Remembering a fallen planet
Six years ago today, the International Astronomical Union (IAU), a normally dull, pro forma bureaucratic body convened. They held meetings and listened to passionate appeals. And then it rocked the world of schoolchildren and adults nostalgic for their school years:
They stripped Pluto of its planethood.
Or at least it seems like it rocked their world. For at least one contemporaneous account notes a very odd thing that happened: the nation's local papers (which there were more of, in those heady days) gave full local coverage to Pluto's stripped titles.
Take Andrew Kantor's telling, reported for the Roanoke Times in Virginia. Kantor glosses the history of the small planets: how, with the discovery of the larger-than-Pluto object Xena in 2003, some 50 or 60 space rocks could suddenly qualify for an up-to-that-point ill-defined planethood.
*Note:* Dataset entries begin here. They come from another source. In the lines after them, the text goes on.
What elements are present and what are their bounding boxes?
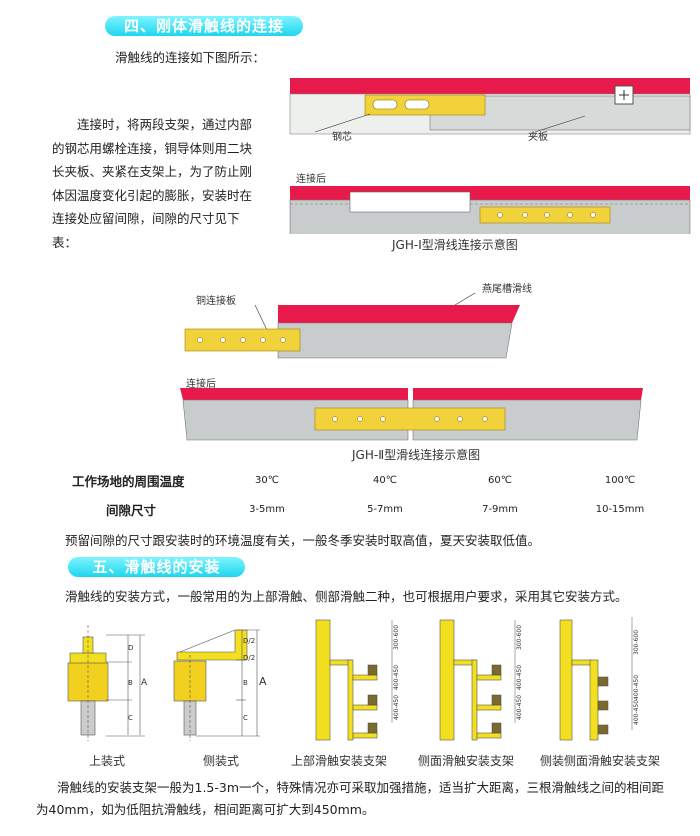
svg-text:400-450: 400-450 bbox=[393, 665, 400, 690]
section-4-note: 预留间隙的尺寸跟安装时的环境温度有关，一般冬季安装时取高值，夏天安装取低值。 bbox=[65, 533, 541, 548]
caption-side-side-bracket: 侧装侧面滑触安装支架 bbox=[540, 754, 661, 768]
table-cell: 10-15mm bbox=[595, 504, 645, 515]
section-4-intro: 滑触线的连接如下图所示： bbox=[115, 50, 266, 65]
dim-D: D bbox=[128, 644, 133, 652]
caption-top-bracket: 上部滑触安装支架 bbox=[291, 754, 388, 768]
jgh1-diagram bbox=[289, 78, 691, 234]
svg-text:400-450: 400-450 bbox=[516, 695, 523, 720]
table-cell: 5-7mm bbox=[367, 504, 403, 515]
label-after-1: 连接后 bbox=[296, 174, 326, 185]
table-cell: 7-9mm bbox=[482, 504, 518, 515]
svg-text:300-600: 300-600 bbox=[516, 625, 523, 650]
jgh1-caption: JGH-Ⅰ型滑线连接示意图 bbox=[392, 238, 518, 252]
section-4-paragraph: 连接时，将两段支架，通过内部的钢芯用螺栓连接，铜导体则用二块长夹板、夹紧在支架上… bbox=[52, 117, 253, 250]
label-clamp: 夹板 bbox=[528, 132, 548, 143]
jgh2-diagram bbox=[180, 292, 643, 441]
svg-text:D/2: D/2 bbox=[243, 654, 255, 662]
label-copper-plate: 铜连接板 bbox=[196, 296, 236, 307]
svg-text:B: B bbox=[128, 679, 133, 687]
caption-side-mount: 侧装式 bbox=[203, 754, 240, 768]
svg-text:300-600: 300-600 bbox=[393, 625, 400, 650]
caption-top-mount: 上装式 bbox=[89, 754, 126, 768]
label-core: 钢芯 bbox=[332, 132, 352, 143]
label-dovetail-rail: 燕尾槽滑线 bbox=[482, 284, 532, 295]
svg-text:400-450: 400-450 bbox=[633, 700, 640, 725]
table-row-label-temp: 工作场地的周围温度 bbox=[72, 474, 185, 489]
section-5-title: 五、滑触线的安装 bbox=[68, 557, 245, 577]
table-cell: 40℃ bbox=[373, 475, 397, 486]
label-after-2: 连接后 bbox=[186, 379, 216, 390]
section-5-paragraph-1: 滑触线的安装支架一般为1.5-3m一个，特殊情况亦可采取加强措施，适当扩大距离，… bbox=[57, 780, 665, 795]
svg-text:400-450: 400-450 bbox=[393, 695, 400, 720]
svg-text:300-600: 300-600 bbox=[633, 630, 640, 655]
section-5-intro: 滑触线的安装方式，一般常用的为上部滑触、侧部滑触二种，也可根据用户要求，采用其它… bbox=[65, 589, 628, 604]
section-4-title: 四、刚体滑触线的连接 bbox=[105, 16, 303, 36]
svg-text:400-450: 400-450 bbox=[633, 675, 640, 700]
svg-text:D/2: D/2 bbox=[243, 637, 255, 645]
svg-text:B: B bbox=[243, 679, 248, 687]
table-cell: 3-5mm bbox=[249, 504, 285, 515]
svg-text:A: A bbox=[141, 678, 148, 688]
svg-text:C: C bbox=[243, 714, 248, 722]
table-cell: 100℃ bbox=[604, 475, 636, 486]
svg-text:A: A bbox=[259, 675, 267, 688]
section-5-paragraph-2: 为40mm，如为低阻抗滑触线，相间距离可扩大到450mm。 bbox=[36, 802, 375, 817]
table-row-label-gap: 间隙尺寸 bbox=[106, 503, 157, 518]
svg-text:400-450: 400-450 bbox=[516, 665, 523, 690]
jgh2-caption: JGH-Ⅱ型滑线连接示意图 bbox=[352, 448, 481, 462]
caption-side-bracket: 侧面滑触安装支架 bbox=[418, 754, 515, 768]
table-cell: 30℃ bbox=[255, 475, 279, 486]
table-cell: 60℃ bbox=[488, 475, 512, 486]
svg-text:C: C bbox=[128, 714, 133, 722]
He quotes Mike Brown, the California Institute of Technology professor who discovered Xena (and published How I Killed Pluto two years ago). Then he turns his local news attention to, well, a local:
"There are about 50 or 60 other large pieces of debris in the Kuiper Belt," said Mike Overacker, president of the Roanoke Valley Astronomical Society. If we started calling the larger objects "planets," he explained, "We'd be opening up a can of worms."
Kantor sought a local's opinion on Pluto. And so did, according to the same account, Grand Junction, Colorado's Grand Sentinel and the Northeast Mississippi Daily Journal. The Bakserfield Californian ran a well-reported account of Columbia Elementary School's rally in support of Pluto. Dan Shaughnessy of the Boston Globe proposed that the Red Sox' Manny Ramirez be anointed with celestial status, as "Planet Manny operates in his own orbit and hits baseballs into outer space. He's certainly no dwarf planet like Pluto."
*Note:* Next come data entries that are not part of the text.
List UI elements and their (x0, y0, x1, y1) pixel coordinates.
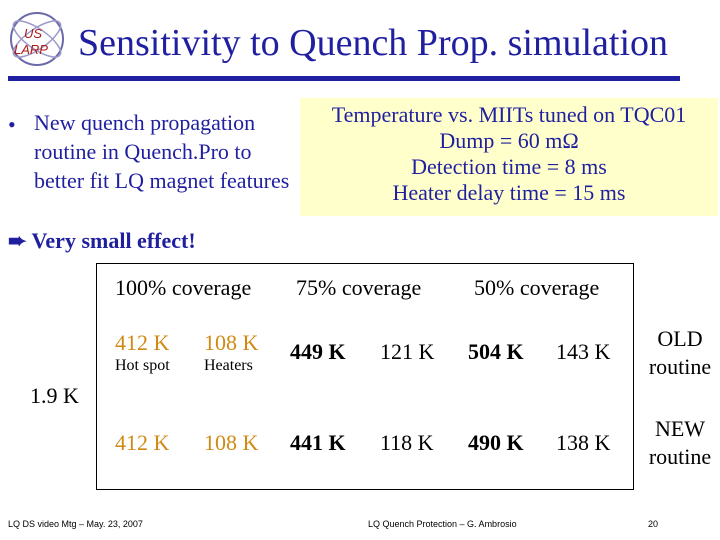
footer-meeting: LQ DS video Mtg – May. 23, 2007 (8, 519, 143, 529)
header-100-coverage: 100% coverage (115, 275, 252, 300)
logo-ring-icon: US LARP (10, 12, 64, 66)
note-line: Temperature vs. MIITs tuned on TQC01 (331, 102, 687, 127)
footer-author: LQ Quench Protection – G. Ambrosio (368, 519, 517, 529)
table-cell-hot-spot-75: 441 K (290, 430, 346, 455)
page-number: 20 (648, 519, 659, 529)
routine-label-line: NEW (654, 416, 706, 441)
effect-text: Very small effect! (31, 228, 196, 253)
table-cell-heaters-100: 108 K (204, 330, 259, 355)
title-underline (8, 76, 680, 81)
table-cell-hot-spot-75: 449 K (290, 339, 346, 364)
table-cell-heaters-75: 121 K (380, 339, 435, 364)
routine-label-line: routine (648, 354, 712, 379)
table-cell-heaters-100: 108 K (204, 430, 259, 455)
note-line: Detection time = 8 ms (411, 154, 607, 179)
table-cell-hot-spot-50: 504 K (468, 339, 524, 364)
slide-title: Sensitivity to Quench Prop. simulation (78, 22, 669, 64)
results-table (96, 263, 634, 490)
temperature-label: 1.9 K (30, 383, 79, 408)
header-75-coverage: 75% coverage (296, 275, 422, 300)
logo-text-larp: LARP (14, 42, 48, 57)
sub-label-hot-spot: Hot spot (115, 357, 170, 374)
header-50-coverage: 50% coverage (474, 275, 600, 300)
routine-label-line: routine (648, 444, 712, 469)
table-cell-hot-spot-100: 412 K (115, 430, 170, 455)
bullet-icon: • (8, 112, 16, 137)
arrow-right-icon: ➨ (8, 228, 27, 253)
table-cell-hot-spot-100: 412 K (115, 330, 170, 355)
routine-label-line: OLD (657, 326, 703, 351)
old-routine-label: OLD routine (640, 325, 720, 381)
table-cell-heaters-50: 143 K (556, 339, 611, 364)
us-larp-logo: US LARP (6, 8, 68, 70)
sub-label-heaters: Heaters (204, 357, 253, 374)
note-line: Dump = 60 mΩ (439, 128, 579, 153)
new-routine-label: NEW routine (640, 415, 720, 471)
table-cell-heaters-75: 118 K (380, 430, 434, 455)
bullet-text: New quench propagation routine in Quench… (34, 110, 290, 193)
table-cell-hot-spot-50: 490 K (468, 430, 524, 455)
parameters-note: Temperature vs. MIITs tuned on TQC01 Dum… (300, 98, 718, 216)
note-line: Heater delay time = 15 ms (392, 180, 626, 205)
effect-line: ➨ Very small effect! (8, 228, 196, 254)
logo-text-us: US (24, 26, 42, 41)
table-cell-heaters-50: 138 K (556, 430, 611, 455)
Since then, Pluto's demotion has spawned t-shirts and Colbert appearances. Xena is popularly forgotten, but you still invite a semi-bizarre regret whenever the canine orb-formerly-known-as-a-planet comes up. But that August, in 2006 is a funny moment to remember: This outcry, not over science itself, but over a rare bit of public science-making, where the definitions humanity imposes over its models creaked and shifted. Were people upset because they learned about Pluto in school? Because it was diminutive, and we love to root for an underdog? Because any change upsets? ("Marv, Jim's retired from the firm! I know! And Pluto's not a planet anymore!")
A combination, likely. But, especially with its fervent local coverage, it does seem to propose a corollary to All poltics is local:
All politics is local. All science is universal -- and that means all science is local, too.